Cuando estuvo de vuelta, él la invitó a comer. No le contó de su tristeza, quería que lo viera fuerte: “Nadie desea a un tipo triste”. Otra vez cerraron la cita a los besos, pero sin sexo. Salieron de nuevo: improvisó para ella un picnic con velas y vino frente al muelle de los pescadores. Esa noche ella le hizo saber que no tenía problema en que la siguieran en un hotel. El hizo lo que pudo, contento, ansioso, asustado: “Tenía adelante mío y desnuda a la mujer que más deseé en la vida, pero nada del resto funcionaba. Los antidepresivos no van bien con la virilidad. Ella en cambio era una loba de 50 años, con mil batallas encima. Me sentí chiquito y torpe, insuficiente”, resume Eduardo.
La llevó a su casa y, cuando la dejó en la puerta, sintió que se moría. “Al otro día la llamé, quise explicarle lo de la pastilla, pero ella respondió en modo Kill Bill: ‘Estamos en otra sintonía’, me dijo”. El pozo de Eduardo se hizo más profundo: “Me había sentido vivo por primera vez después de 20 años de dos matrimonios que parecían uno, y ahora eso se diluía de manera atroz”, cuenta. También que probó de todo: terapias alternativas, microdosis, meditación y más pastillas.

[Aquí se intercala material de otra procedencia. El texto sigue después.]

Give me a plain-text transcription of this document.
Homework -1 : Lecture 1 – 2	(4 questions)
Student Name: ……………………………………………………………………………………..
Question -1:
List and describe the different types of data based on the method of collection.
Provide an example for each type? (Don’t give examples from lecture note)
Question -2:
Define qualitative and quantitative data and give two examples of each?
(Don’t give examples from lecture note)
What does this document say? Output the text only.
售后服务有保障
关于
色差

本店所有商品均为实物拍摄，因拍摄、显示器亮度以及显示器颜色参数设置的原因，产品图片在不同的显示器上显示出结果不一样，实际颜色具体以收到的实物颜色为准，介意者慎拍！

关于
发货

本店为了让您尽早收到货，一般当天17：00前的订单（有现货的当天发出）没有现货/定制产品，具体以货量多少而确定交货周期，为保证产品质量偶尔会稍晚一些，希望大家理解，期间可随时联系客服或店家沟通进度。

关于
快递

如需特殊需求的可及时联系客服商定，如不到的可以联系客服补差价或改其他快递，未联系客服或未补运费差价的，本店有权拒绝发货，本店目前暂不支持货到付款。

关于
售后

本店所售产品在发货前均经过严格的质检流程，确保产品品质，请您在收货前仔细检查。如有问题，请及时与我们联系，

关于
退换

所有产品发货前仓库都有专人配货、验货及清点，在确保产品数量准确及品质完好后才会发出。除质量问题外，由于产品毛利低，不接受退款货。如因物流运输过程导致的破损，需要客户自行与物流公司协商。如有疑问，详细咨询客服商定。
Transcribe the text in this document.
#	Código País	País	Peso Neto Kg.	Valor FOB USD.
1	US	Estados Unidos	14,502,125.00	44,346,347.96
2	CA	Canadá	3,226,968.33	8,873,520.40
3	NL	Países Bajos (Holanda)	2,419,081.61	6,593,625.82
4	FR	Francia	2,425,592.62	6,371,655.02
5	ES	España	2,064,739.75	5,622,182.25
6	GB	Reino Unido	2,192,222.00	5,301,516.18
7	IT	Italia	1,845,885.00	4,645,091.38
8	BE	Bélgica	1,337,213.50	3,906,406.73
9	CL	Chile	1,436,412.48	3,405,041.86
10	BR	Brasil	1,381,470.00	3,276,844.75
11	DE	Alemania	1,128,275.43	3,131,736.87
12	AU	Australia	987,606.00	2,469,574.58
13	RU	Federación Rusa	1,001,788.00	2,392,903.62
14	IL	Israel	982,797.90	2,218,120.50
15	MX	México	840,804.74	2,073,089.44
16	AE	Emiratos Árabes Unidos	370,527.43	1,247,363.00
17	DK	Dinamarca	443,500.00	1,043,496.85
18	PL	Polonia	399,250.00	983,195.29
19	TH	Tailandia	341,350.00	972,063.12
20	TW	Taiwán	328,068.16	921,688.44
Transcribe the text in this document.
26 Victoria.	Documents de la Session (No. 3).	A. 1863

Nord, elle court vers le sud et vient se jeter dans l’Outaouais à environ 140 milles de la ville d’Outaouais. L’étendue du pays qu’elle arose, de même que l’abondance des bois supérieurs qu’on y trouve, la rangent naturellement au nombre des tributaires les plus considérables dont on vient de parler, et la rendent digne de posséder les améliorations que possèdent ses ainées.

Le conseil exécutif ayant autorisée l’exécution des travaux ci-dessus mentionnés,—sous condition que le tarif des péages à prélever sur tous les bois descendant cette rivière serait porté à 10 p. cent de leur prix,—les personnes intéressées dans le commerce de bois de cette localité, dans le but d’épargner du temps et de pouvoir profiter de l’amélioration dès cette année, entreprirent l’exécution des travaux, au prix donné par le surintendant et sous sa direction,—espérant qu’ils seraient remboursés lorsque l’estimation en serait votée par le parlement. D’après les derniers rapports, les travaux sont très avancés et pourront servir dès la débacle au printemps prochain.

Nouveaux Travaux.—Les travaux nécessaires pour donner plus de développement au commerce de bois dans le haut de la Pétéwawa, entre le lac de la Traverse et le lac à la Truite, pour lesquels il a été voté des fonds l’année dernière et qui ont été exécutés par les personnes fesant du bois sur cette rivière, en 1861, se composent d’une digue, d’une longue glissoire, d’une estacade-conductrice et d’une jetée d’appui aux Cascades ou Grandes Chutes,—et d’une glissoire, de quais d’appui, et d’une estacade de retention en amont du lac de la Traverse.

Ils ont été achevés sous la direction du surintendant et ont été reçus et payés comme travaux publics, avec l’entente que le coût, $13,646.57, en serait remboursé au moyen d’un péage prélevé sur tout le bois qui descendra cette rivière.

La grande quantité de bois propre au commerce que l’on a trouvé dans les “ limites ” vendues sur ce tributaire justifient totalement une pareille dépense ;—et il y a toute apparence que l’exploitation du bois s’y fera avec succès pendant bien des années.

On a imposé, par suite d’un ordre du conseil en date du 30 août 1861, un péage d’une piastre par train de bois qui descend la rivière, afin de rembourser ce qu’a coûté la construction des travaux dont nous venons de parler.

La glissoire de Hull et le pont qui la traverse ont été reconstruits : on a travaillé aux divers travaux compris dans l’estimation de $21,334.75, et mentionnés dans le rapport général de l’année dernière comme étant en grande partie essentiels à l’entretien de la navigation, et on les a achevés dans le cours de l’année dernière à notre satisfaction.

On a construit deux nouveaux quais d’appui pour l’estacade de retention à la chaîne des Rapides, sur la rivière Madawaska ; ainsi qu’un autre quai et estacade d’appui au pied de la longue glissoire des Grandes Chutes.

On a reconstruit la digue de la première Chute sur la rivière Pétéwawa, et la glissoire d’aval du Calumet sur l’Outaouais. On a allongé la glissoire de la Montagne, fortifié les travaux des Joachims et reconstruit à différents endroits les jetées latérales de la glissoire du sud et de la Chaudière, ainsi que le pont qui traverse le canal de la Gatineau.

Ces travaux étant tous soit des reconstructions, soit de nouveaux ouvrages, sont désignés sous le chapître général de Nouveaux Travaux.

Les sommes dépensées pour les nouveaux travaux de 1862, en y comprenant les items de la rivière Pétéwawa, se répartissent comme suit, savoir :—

Al final, priorizó a sus hijos y consiguió un lugar propio, una casa para compartir con los chicos, aunque –en su fantasía– también con ella.
Con las llaves en la mano, la invitó a comer a su departamento. Ella accedió sin vueltas. Lo besó en el ascensor y le tiró el cuerpo encima. “Yo tenía un viagrazo padre –dice Eduardo–. No podía permitirme volver a fallarle y a fallarme. Cogimos toda la noche y fue todavía mejor de lo que había imaginado”. Esa semana, Eduardo le hizo un novio enamorado, capaz hubiera sido mejor contenerse, pero no podía hacer otra cosa. No especuló. Le mandó mensajes y canciones a toda hora y le escribió poemas y el relato pormenorizado de su historia, desde la primera tarde que la vio en Palermo. Le mandó sus velas preferidas con un ramo de flores. Le dijo que quería hacerle masajes, cocinarle rico y adorarla sin pausa. Pero la que puso una pausa fue Valeria. Al principio dejó de contestarle y después fue clarísima: “Edu, yo no quiero un novio. Está todo bien, pero aflojá un poco. Yo no duermo con nadie, no salgo con nadie, vuelvo siempre a mi casa con mi hija. No tengo interés en tener algo serio con vos ni con ningún tipo”.
Eduardo le dijo que entendía y se acomodaba a lo que ella quisiera, pero era falso que pudiera hacer eso. Lo carcomió la ansiedad hasta que volvieron a verse y entonces fue todo demasiado raro. La complicidad de las veces anteriores había desaparecido. Otra vez no pudo, se sentía exigido, comieron en silencio. La ilusión ya no lo deja engañarse: Valeria quiso irse desde que llegó, aunque se dejó besar –¿por lástima?– antes de subir al taxi.
Eduardo dice que cada tanto ella le contesta algún mensaje, que lo de él no es obsesión y que entendió que la quiere por lo que es, por lo que pudo conocer más allá de lo que había imaginado. “Le digo que la sigo esperando, que la voy a esperar siempre, como el tango”. Pero Valeria baila en su mundo y ajena a sus esperanzas, baila en un tiempo distinto dónde ese vendedor ambulante con el que la cruzó el destino es apenas una anécdota.